Правда, через секунду лицо монаха приняло обычное строгое выражение.
– Merci, – сказал Гамаш. – Очевидно, вам удалось сделать копию. Вы не начали перевод невм в ноты?
– Нет. Собирался заняться этим сегодня попозже. Я мог бы попросить помощи кого-нибудь из братьев, если вы не возражаете.
– Конечно, – согласился Гамаш. – Чем скорее, тем лучше.
И опять брат Симон ухмыльнулся:
– Я думаю, что наши с вами представления о времени слегка расходятся. Мы здесь имеем дело с тысячелетием, но я постараюсь закончить быстрее.
– Поверьте мне, столь долгое наше пребывание здесь станет для вас слишком большой обузой. Вы не возражаете? – Гамаш показал на удобное кресло, и секретарь настоятеля кивнул.
Они сели друг против друга.
– Пока вы работали над этим, – Гамаш приподнял руку с листком, – вам не удалось перевести хоть немного латинского текста?
Брат Симон слегка скривился:
– Я не большой специалист в латыни. И подозреваю, что тот, кто писал, тоже.
– Почему вы так думаете?
– Потому что то немногое, что я понял, просто смехотворно. – Он отошел к столу и вернулся с блокнотом. – Я тут набросал кое-какие мысли. Даже если нам удастся разобрать невмы и превратить их в ноты, то пропеть слова, я думаю, не получится.
– Значит, это не какой-то известный псалом, песнопение или даже молитва? – Гамаш скользнул взглядом по оригиналу.
– Нет, разве только существовал пророк или апостол, которому не мешало бы подлечиться. – Брат Симон сверился с блокнотом. – Вот первая фраза. – Он показал на верхнюю строку. – Возможно, я ошибаюсь, но мой перевод таков: «Я тебя не слышу. У меня банан в ухе».

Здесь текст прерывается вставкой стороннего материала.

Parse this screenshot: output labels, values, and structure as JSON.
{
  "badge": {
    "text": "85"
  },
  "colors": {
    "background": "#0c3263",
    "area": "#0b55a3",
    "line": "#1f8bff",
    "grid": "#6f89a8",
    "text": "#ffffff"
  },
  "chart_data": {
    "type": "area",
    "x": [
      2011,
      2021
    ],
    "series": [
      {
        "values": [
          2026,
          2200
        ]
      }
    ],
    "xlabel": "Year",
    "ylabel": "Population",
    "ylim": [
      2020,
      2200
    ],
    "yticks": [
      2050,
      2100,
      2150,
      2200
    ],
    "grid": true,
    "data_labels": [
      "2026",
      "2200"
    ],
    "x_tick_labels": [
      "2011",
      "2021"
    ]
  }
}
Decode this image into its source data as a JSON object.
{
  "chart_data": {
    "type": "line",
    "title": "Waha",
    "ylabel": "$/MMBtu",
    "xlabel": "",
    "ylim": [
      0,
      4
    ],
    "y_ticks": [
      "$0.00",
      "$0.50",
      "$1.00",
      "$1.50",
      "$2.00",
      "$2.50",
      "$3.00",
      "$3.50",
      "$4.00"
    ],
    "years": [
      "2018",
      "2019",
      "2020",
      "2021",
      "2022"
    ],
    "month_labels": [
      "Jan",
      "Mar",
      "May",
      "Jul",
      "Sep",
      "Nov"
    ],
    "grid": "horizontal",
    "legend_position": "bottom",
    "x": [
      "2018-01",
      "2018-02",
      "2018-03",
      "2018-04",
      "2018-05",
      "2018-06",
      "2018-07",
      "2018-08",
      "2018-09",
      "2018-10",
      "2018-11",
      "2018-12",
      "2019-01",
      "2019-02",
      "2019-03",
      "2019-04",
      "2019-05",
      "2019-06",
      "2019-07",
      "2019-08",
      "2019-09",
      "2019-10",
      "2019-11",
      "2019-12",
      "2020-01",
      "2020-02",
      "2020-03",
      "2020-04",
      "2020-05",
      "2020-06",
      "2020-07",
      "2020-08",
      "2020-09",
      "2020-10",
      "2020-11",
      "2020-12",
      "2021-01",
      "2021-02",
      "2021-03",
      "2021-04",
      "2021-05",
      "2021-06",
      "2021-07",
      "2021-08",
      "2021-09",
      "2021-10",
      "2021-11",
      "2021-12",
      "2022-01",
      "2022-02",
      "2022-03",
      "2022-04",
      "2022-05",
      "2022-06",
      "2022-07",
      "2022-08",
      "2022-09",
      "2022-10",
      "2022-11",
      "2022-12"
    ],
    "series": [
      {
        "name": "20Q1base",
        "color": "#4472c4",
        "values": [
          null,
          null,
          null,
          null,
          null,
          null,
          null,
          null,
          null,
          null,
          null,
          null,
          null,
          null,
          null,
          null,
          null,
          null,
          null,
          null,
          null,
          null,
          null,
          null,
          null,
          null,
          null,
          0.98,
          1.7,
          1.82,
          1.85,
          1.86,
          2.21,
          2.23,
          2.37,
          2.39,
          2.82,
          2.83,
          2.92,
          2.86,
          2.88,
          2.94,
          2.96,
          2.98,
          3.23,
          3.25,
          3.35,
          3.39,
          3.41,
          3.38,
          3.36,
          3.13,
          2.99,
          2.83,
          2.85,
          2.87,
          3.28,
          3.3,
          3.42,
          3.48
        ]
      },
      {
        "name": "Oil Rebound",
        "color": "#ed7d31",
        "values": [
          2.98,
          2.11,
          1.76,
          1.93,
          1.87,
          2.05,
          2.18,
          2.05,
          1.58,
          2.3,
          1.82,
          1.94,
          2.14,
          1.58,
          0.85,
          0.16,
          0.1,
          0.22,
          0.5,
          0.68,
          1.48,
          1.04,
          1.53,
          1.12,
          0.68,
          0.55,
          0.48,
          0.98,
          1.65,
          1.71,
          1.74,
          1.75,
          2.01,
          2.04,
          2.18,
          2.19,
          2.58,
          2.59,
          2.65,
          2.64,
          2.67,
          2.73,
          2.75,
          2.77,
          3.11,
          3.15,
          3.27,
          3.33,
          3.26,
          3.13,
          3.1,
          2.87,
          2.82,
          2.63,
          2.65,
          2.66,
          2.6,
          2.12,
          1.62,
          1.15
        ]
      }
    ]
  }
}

Голос его прозвучал так торжественно, что Гамаш не мог не рассмеяться. Он попытался подавить смех, но безрезультатно. Снова опустил глаза на пергамент, чтобы скрыть свое веселье.
– О чем еще там говорится? – Его голос слегка дрожал от усилий сдержать смех.
– Это не смешно, старший инспектор.
– Да, конечно. Святотатство.
Но вырвавшийся смешок выдал его, а когда он осмелился снова поднять глаза на монаха, то с удивлением увидел легкую ухмылку и на лице брата Симона.
– Вам удалось разобрать что-нибудь еще? – спросил Гамаш, титаническим усилием взяв себя в руки.
Брат Симон вздохнул и подался вперед, показывая на строку чуть ниже:
– Это вам, вероятно, известно.
«Dies irae».
Гамаш кивнул. Ему больше не хотелось смеяться, и все «ду-да» исчезли.
– Да, я обратил внимание. «День гнева». Одна из латинских фраз, которую я здесь узнал. Мы с настоятелем говорили о ней.
– И что он сказал?
– Он тоже решил, что тут написана чепуха. Мне кажется, он удивился не меньше вас.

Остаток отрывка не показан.